Raşit Çelikezer… Onu ‘’Vicdan (Senaryo’su)’’ ve ‘’Gökten Üç Elma Düştü’’ filmleriyle hatırlamak mümkün. Çelikezer, televizyonculuktan gelen bir yönetmen ve ister istemez bu olgu filmlerinde -birazcıkta olsa- kokuyor. “Can” filminde olduğu gibi. Çelikezer, bu filminde de senaryosunu inandırıcılıktan çok uzak kılmış ve bazı bazı dizi entrikalarıyla doldurmuş sahnelerini. Aslında filmin güçlü bir hikayesi var, böyle türlü müdahalelere ihtiyacı yok ama yönetmen bu tarz bi’ yöntem tercih etmiş… Saygı!

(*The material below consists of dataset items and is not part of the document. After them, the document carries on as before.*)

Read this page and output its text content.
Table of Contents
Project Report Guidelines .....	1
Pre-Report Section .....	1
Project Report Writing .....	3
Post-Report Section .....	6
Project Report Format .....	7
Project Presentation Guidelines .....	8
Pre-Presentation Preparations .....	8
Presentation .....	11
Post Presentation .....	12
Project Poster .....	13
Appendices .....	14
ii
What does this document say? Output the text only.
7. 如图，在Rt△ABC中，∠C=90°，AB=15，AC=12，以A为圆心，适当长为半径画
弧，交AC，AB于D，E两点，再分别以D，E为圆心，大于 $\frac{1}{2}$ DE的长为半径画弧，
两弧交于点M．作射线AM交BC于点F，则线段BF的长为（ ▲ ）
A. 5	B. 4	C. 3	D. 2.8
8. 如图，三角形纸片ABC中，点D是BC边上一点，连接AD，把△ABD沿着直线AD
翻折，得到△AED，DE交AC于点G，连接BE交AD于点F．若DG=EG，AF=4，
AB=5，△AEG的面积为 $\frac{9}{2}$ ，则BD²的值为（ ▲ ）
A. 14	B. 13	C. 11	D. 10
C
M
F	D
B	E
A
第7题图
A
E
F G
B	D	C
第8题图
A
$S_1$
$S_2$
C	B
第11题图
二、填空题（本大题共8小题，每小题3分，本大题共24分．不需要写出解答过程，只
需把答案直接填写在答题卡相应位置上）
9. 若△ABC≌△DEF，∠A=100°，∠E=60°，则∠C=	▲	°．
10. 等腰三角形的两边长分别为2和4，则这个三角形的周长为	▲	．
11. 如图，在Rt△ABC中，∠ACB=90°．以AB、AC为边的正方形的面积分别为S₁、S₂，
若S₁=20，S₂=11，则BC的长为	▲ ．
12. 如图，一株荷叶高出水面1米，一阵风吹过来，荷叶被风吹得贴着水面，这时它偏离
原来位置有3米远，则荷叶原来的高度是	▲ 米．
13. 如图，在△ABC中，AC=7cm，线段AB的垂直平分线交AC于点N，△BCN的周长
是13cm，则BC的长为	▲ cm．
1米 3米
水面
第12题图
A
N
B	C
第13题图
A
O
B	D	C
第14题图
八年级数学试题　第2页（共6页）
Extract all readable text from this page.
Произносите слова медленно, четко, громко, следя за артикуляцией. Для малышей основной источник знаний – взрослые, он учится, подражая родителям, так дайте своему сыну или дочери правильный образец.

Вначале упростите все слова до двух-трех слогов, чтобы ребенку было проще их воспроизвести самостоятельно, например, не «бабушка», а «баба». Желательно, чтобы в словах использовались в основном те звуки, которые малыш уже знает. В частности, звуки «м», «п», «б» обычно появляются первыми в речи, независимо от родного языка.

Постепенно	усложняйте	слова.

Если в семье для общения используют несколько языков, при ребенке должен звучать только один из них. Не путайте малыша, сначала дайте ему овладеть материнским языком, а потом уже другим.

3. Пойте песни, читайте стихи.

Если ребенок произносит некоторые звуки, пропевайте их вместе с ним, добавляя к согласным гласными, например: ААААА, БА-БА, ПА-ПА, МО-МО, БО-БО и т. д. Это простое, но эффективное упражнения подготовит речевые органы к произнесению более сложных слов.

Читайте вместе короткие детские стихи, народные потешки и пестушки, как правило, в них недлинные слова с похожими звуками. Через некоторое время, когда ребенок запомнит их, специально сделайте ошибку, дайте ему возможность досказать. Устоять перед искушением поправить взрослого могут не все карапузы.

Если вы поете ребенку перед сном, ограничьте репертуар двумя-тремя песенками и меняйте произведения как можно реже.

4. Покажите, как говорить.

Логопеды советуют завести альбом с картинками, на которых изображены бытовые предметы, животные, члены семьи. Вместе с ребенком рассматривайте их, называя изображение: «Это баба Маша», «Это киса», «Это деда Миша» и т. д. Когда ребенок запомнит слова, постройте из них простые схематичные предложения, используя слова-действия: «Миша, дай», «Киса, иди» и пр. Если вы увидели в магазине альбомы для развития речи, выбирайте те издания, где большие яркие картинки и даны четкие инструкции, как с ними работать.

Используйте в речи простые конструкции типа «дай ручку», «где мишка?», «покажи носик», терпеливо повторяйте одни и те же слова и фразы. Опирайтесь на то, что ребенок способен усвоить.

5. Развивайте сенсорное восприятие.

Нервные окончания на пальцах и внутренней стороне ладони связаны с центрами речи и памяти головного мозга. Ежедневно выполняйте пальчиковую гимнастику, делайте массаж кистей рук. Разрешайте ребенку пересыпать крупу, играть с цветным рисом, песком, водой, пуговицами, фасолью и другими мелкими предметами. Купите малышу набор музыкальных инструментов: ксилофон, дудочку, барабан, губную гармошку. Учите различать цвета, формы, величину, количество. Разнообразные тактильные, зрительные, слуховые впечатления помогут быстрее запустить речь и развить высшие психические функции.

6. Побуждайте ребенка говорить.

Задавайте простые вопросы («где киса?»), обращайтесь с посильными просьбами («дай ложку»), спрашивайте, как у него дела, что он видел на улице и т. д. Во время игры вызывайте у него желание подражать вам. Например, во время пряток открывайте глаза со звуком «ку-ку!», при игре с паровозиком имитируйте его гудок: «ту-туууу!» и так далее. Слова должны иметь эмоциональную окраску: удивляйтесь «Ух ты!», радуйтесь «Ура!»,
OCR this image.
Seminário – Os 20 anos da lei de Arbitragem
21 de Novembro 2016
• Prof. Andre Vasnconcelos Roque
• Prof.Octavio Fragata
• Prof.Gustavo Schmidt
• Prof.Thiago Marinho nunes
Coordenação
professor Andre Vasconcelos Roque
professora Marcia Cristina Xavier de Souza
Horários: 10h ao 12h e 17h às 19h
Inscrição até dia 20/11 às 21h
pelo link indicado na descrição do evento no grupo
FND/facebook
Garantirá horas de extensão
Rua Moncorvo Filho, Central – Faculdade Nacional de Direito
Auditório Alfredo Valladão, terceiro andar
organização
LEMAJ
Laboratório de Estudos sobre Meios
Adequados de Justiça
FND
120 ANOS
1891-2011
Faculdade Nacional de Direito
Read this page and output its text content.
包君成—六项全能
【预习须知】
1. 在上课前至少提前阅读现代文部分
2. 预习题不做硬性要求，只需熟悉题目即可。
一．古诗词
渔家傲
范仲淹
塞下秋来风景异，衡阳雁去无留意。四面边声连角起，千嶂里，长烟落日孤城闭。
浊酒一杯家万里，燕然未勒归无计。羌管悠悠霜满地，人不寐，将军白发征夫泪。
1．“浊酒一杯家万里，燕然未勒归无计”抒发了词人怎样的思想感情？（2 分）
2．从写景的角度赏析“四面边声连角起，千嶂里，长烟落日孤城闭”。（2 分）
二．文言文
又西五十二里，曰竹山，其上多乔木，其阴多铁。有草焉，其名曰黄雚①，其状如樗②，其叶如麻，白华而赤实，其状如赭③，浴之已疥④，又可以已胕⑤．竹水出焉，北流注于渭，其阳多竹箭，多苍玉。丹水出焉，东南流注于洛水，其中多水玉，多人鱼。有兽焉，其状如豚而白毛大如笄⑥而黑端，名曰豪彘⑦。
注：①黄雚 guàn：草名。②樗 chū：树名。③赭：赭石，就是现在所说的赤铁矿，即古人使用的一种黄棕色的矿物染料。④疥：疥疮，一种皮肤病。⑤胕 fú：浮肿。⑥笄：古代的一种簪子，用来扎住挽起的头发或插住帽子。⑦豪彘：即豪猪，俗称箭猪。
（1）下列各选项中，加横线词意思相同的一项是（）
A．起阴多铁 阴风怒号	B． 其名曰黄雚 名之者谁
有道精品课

Öykü; Anadolu’dan İstanbul’a yeni gelmiş Cemal ile Ayşe’nin 8-10 senelik hikayesi. Bu çift çocuk hasretiyle yanıp tutuşmakta ama bir türlü çocuk sahibi olamamakta. Bir takım denemeler sonucunda da başarısızlığı kabul eden çiftimiz doktora gidip o kötü haberi öğreniyorlar. Cemal kısır! O dakikaya kadar Serdar Orçin’in çizdiği karakterden ötürü kusurun Ayşe’de olduğunu hissediyoruz ve aslında biz de sonucu doktorda öğreniyoruz. Bunun sonucunda kimselere duyurmadan evlat ediniyor Ayşe ve Cemal. Razı olan taraf sadece Cemal bu süreçte. Bir süre sonra Ayşe’nin tepkileri netleşiyor ve Cemal’i de rahatsız eder duruma geliyor. Bunun sonucunda da Cemal, Ayşe ve bebeği(yani Can’ı) terk ediyor.
Film, o süreç ile şimdiki zamanda evlat edinilen Can adlı çocuğun yedi yaşına geldiği günler arasında gidip gelerek dinamik ve merak uyandırıcı kılıyor öyküyü. Bir süre bizi de meraklara sürüklüyor. Şimdiki zamanda Cemal yok, Ayşe çocuğa tek başına bakıyor (ne kadar bakmak denirse tabi). Arada neler yaşandığını, nasıl o noktaya geldiklerini öğrenmek için çıldırıyoruz ve bu da ilgiyi kesmemiş oluyor filmden… Zaten bu paralellikte filmin en başarılı yanı.
“Can” filmi popüler sinemanın bir örneği ve bir yere kadar da bizi doyuran bir örnek. Bir yere kadar diyorum çünkü filmde büyük soru işaretleri ve muammalar var. Mesela; çocuğu bu kadar çok isteyen Cemal’in kaçıp gitmesi ve bunun üzerine karşımıza “Cem” adıyla farklı bir yaşamda çıkması… Bu kısımlar hem büyük soru işareti hem de inandırıcı değil pek. Üstelik bu olaylar yetmiyormuş gibi Cemal’in değişim sürecinde çok zengin olması, iyi bir aileye damat olması ve evlendiği kadının babasının “…kızımın mutluluğu için susacaksın yoksa seni mahvederim!” gibi fantastik söylemleri tam dizi kafasında olmuş. Yine inandırıcılık sıfır!
Bir diğer inanmadığım nokta da Selen Uçer’in taşradan gelen kadın oyunu. Bu kadar oturmayan bir rol; iş olsun diye bürülünmüş bir karakter. “Hiç mi gözlem yapmadın be arkadaşım?” derler adama da neyse…
Özetle;
Film yukarıda sayılan birçok neden ve geri kalan birçok sebep sürüsünden ötürü vasat bir melodram örneği olup çıkıveriyor. Yine de izleyin, neticede Türk filmidir efendim.